SAG Awards Stay on Track

Jan 18, 2009  •  Post A Comment

The Screen Actors Guild may be divided against itself over whether to call a strike vote, but the group is forging ahead toward its annual awards show amid reports that some members are politicizing the event.
When last year’s Writers Guild of America strike wreaked havoc on many entertainment industry award shows, SAG was one of the few to be spared. All eye in Hollywood will be on the show, to be simulcast live Sunday on TNT and TBS, to see how SAG members react to the discord in their union.
SAG Awards show producer Kelly Connell told TelevisionWeek that membership interest in the show has not changed, and plans for the ceremony won’t be altered.
That’s regardless of the events of last week, when SAG members in favor of a strike-authorization vote turned back efforts to unseat the current negotiating team.
“We’re in a separate building in a separate place focused on a deadline of Jan. 25, and nothing has changed,” Ms. Connell said. “We were asked this last year when the town was in the middle of a Writers Guild strike and we kept saying, ‘We’re doing a show, and nothing changes. We’re over here doing what we do.’”
Whether SAG members use the awards to voice their support for hardliners or for moderates who favor further negotiation with the media companies remains to be seen.
Ms. Connell acknowledged that the nature of live TV makes it difficult to predict what will and won’t be said by winners on stage.
“There are surprises. … It’s a live show,” she said.
Either way, member participation hasn’t flagged.
“We usually have somewhere over 90% to 95% of the nominees attending, and we do [this year]. We see the same level of interest in our members,” Ms. Connell said. She also explained that voting members have contacted awards organizers with the same volume of questions and concerns they have in years past, showing no drop in voting member involvement.
Last week, SAG’s national board held a 30-hour marathon meeting in light of concerns regarding the pending strike-authorization vote that has threatened Hollywood with a work stoppage.

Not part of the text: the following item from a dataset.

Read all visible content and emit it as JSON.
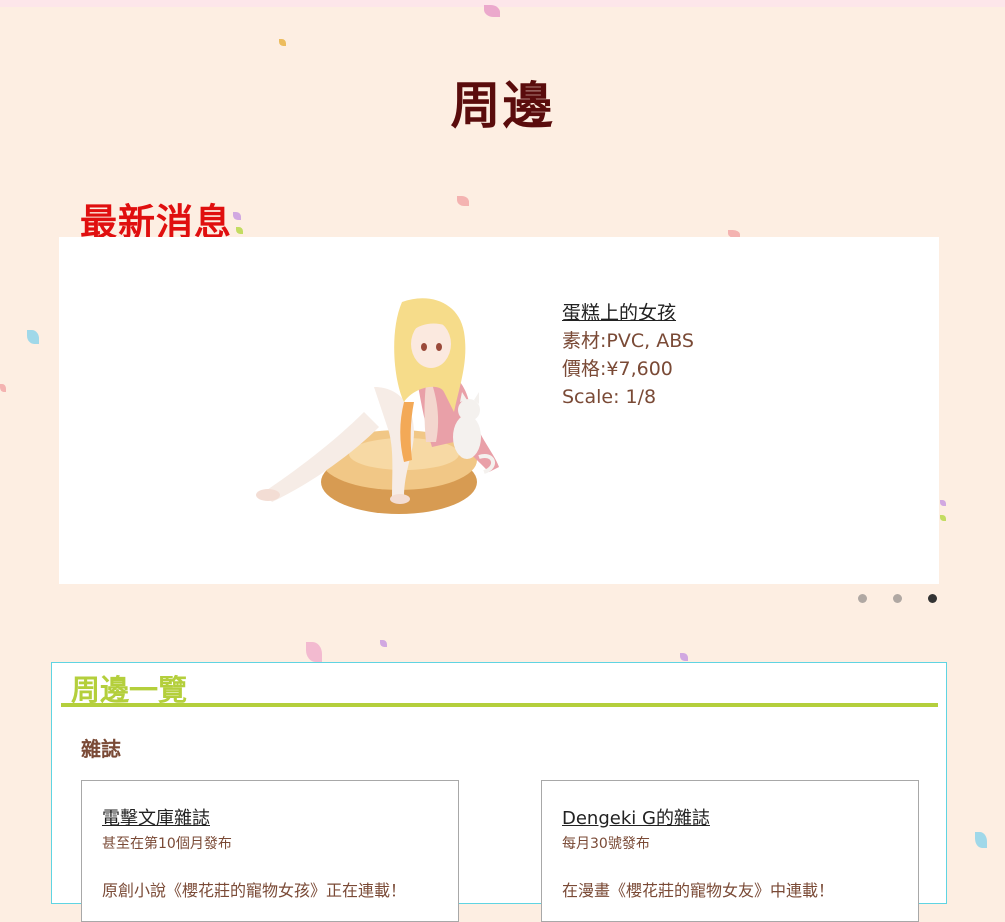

At the end of the meeting, the state of play hadn’t changed. Dates for a strike authorization were not announced and SAG leadership remained intact after a failed attempt to oust National Executive Director and chief negotiator Doug Allen.
Mr. Allen kept maneuvering after the meeting, disclosing that he had suggested having the union vote on the ratification of the proposed contract from the Alliance of Motion Picture and Television Producers.
Some industry observers, such as Jonathan Handel, an entertainment attorney with Troy Gould and a blogger on digital media law at jhandel. com, believe the negotiating committee hopes to use a rejected contract from the union as leverage for future talks with producers and as a platform in support of a future strike-authorization vote.
There is speculation the national board may still stage an attempt to remove Mr. Allen, and it could happen as early as this week, Mr. Handel said.
“There’s no hope of a deal, with this team in place, that I see,” said Mr. Handel. “The deal as it stands now has not been fully negotiated, and it’s a deal that moderates will not vote for.”
Union divisions are “stark,” Mr. Handel said. “[Last week’s] meeting accomplished nothing except to bump the level of bitterness up a notch. … By all appearances the union is now tearing itself up.”
While a decision regarding any vote to be directly held by members has yet to be announced, this weekend’s SAG Awards ceremony will bring the focus to the actors and their accomplishments throughout the year.
“It’s the night where actors come together to celebrate actors, and it really becomes a party where they get to enjoy the evening together,” Ms. Connell said.
Among those speaking at the ceremony will be SAG President Alan Rosenberg, although Ms. Connell did not reveal any specifics of what he will be saying.